Todd Babiak

Todd Babiak
Todd Babiak at TEDxEdmonton 2011
OccupationEntrepreneur, Novelist
LanguageEnglish
NationalityCanadian

Todd Babiak is a Canadian-Australian writer, entrepreneur, and place-brand strategist living on the Gold Coast.

Career

He is CEO of Brand Gold Coast,[1] a co-founder of Story Engine and Places are People,[2] and has published several novels. His first novel, Choke Hold, was a finalist for the Rogers Writers' Trust Fiction Prize and a winner of the Henry Kreisel Award, and his second novel, The Garneau Block, was a longlisted nominee for the Scotiabank Giller Prize, won the City of Edmonton Book Prize and was shortlisted for the Alberta Book Award for best novel.[3] The Garneau Block was later adapted for the stage by Canadian actress and playwright Belinda Cornish, premiering in September 2021 at the Citadel Theatre, in Edmonton.

His fourth novel, Toby: A Man, was published by HarperCollins in January 2010. It was shortlisted for the Stephen Leacock Memorial Medal for Humour and won the Georges Bugnet Award for best work of fiction by an Alberta author. He was, for 10 years, a columnist at the Edmonton Journal.

Come Barbarians, his fifth novel, a literary thriller set in France, was published in late 2013 by HarperCollins. It was chosen as a 2013 Globe and Mail best book. Its sequel, Son of France: A Christopher Kruse Novel was published in 2016 by HarperCollins.

Babiak's novel The Empress of Idaho[4] was published by McClelland and Stewart in 2019.

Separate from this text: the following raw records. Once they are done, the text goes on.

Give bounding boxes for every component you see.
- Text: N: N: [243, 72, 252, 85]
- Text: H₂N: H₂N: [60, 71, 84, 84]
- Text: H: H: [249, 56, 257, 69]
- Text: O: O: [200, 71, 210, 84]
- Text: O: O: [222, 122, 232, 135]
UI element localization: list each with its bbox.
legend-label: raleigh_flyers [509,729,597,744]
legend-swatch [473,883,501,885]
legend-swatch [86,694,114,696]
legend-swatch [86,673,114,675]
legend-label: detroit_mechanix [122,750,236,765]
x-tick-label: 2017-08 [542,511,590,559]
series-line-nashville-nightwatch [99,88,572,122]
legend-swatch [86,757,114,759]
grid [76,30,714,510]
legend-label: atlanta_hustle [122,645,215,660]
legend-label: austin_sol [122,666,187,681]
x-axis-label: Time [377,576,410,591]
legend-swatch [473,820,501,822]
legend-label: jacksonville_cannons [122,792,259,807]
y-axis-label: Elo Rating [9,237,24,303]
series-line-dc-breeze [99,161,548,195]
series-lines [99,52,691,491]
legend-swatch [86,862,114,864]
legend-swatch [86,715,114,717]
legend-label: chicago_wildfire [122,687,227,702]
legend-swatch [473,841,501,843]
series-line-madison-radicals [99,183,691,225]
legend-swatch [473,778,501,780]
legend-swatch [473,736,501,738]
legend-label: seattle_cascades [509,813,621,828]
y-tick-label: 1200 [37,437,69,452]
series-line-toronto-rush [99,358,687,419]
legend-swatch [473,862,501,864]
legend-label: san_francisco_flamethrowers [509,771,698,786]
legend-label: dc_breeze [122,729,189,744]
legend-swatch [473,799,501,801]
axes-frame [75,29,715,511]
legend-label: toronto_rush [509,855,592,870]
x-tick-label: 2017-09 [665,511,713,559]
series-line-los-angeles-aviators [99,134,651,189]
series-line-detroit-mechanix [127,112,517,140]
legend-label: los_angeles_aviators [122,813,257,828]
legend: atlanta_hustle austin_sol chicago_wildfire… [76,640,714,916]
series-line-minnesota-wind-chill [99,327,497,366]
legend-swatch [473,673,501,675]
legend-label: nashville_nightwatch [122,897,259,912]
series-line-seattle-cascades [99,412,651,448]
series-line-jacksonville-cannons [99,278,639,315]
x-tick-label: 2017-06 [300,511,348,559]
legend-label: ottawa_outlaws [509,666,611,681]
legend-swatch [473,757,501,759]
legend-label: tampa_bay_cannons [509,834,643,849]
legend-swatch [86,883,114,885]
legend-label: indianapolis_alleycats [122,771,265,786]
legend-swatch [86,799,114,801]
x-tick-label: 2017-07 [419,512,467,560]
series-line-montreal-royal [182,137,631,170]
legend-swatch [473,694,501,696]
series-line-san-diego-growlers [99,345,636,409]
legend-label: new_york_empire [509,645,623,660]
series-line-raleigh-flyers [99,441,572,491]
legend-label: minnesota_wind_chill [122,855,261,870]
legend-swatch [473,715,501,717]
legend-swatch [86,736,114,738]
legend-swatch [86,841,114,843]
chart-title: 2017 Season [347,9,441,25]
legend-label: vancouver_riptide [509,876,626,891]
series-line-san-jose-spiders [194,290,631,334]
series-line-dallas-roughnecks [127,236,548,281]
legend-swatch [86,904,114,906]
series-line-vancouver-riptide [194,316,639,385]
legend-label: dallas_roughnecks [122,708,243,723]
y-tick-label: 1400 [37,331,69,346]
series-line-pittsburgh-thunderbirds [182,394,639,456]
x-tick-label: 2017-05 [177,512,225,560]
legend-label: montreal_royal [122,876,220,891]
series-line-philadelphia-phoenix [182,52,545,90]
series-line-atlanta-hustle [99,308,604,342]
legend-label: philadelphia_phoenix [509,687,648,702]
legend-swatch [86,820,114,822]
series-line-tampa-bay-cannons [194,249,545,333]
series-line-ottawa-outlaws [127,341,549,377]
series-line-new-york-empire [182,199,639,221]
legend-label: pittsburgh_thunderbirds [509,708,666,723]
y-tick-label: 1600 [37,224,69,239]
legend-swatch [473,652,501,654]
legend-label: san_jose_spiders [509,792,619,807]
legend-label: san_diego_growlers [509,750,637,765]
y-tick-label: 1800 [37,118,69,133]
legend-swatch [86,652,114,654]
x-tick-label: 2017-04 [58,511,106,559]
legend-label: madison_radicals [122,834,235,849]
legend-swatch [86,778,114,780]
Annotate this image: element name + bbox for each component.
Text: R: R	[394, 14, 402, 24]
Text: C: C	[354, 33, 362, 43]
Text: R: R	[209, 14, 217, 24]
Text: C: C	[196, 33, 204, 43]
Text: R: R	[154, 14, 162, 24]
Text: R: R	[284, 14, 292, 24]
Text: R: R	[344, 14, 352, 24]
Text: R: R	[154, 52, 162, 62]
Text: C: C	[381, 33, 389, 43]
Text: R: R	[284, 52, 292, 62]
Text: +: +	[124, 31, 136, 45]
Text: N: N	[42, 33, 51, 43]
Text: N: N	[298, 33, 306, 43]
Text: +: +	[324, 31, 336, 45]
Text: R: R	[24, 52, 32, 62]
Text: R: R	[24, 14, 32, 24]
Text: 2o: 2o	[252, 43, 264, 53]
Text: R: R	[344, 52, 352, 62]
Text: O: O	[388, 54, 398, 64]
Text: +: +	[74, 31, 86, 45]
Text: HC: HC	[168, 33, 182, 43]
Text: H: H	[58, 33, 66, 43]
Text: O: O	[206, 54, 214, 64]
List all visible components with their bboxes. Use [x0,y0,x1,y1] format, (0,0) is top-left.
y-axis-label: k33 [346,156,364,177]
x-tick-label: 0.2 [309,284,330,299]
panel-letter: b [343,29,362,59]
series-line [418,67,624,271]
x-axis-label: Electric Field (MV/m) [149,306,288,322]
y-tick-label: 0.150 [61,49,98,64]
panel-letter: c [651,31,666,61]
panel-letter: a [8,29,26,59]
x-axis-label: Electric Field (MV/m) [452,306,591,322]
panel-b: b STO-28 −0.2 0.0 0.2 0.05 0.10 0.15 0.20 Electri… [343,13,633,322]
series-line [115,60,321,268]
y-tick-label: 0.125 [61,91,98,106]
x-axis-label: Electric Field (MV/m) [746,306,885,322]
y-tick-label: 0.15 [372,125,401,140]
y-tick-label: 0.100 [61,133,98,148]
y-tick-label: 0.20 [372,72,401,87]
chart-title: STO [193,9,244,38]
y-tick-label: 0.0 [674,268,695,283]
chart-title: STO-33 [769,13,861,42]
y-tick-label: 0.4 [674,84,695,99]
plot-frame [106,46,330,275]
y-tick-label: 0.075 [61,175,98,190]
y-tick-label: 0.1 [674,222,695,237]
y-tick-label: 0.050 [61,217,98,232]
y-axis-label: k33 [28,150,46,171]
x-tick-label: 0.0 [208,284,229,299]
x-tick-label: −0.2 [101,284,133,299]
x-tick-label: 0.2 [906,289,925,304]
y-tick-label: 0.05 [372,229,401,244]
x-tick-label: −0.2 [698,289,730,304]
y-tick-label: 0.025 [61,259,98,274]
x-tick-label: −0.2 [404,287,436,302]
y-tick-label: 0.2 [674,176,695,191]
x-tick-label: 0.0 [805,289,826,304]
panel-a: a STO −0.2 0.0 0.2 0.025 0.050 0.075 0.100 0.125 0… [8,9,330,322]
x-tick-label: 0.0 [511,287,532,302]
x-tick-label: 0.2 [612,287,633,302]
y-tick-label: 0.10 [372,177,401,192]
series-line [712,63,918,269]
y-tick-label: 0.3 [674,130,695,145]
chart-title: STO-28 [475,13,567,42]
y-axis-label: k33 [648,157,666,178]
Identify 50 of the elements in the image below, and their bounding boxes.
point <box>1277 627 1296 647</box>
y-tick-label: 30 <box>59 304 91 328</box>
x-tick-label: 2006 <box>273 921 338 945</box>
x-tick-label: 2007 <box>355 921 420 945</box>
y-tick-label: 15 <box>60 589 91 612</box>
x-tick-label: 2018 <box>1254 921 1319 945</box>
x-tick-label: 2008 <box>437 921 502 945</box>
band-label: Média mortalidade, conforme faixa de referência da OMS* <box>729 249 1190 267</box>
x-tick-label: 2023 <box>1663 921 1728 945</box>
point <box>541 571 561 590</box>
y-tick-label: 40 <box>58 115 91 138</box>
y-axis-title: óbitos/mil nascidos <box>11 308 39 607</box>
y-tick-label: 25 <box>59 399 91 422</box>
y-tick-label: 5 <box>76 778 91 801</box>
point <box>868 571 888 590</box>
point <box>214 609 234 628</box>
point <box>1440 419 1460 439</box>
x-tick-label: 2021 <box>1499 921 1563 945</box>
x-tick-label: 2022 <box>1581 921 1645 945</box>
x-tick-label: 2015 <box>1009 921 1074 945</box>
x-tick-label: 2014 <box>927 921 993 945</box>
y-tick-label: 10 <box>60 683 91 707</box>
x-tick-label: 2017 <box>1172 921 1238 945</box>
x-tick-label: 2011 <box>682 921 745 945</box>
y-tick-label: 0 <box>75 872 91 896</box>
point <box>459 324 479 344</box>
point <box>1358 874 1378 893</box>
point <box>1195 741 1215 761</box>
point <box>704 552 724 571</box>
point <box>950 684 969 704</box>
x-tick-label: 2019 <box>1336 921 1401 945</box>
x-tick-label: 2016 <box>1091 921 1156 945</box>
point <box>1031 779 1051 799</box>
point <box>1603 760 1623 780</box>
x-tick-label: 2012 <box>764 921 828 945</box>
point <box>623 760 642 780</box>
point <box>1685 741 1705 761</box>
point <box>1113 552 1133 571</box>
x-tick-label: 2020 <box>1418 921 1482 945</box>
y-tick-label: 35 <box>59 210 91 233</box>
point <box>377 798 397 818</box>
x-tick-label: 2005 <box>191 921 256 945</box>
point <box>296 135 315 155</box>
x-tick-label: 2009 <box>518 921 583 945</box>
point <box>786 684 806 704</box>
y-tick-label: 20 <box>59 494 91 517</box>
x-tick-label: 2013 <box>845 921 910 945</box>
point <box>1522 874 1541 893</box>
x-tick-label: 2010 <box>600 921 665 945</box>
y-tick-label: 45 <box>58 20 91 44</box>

In October 2021, McClelland and Stewart published Babiak's The Spirit's Up,[5] a Christmas novel, in Canada and the United States.

Works

  • Choke Hold (2000)
  • The Garneau Block (2006)
  • The Book of Stanley (2007)
  • Toby: A Man (2010)
  • Come Barbarians (2013)
  • Son of France: A Christopher Kruse Novel (2016)
  • The Empress of Idaho (2019)
  • The Spirit's Up (2021)

References

  1. ^ Potts, Andrew (14 December 2024). "Todd Babiak: Canadian expert tapped as CEO of Brand Gold Coast".
  2. ^ "Canadian to head Tassie branding authority". Government News. 2019-06-06.
  3. ^ "Babiak - Novelist, Columnist, and Screenwriter". Archived from the original on 16 Nov 2011.
  4. ^ "Edmonton writer's unsettling novel The Empress of Idaho depicts coming of age and abuse through a teen boy's eyes". thestar.com. 30 April 2019.
  5. ^ "People & Publishing Roundup, December 2020". Locus Online. 2020-12-17.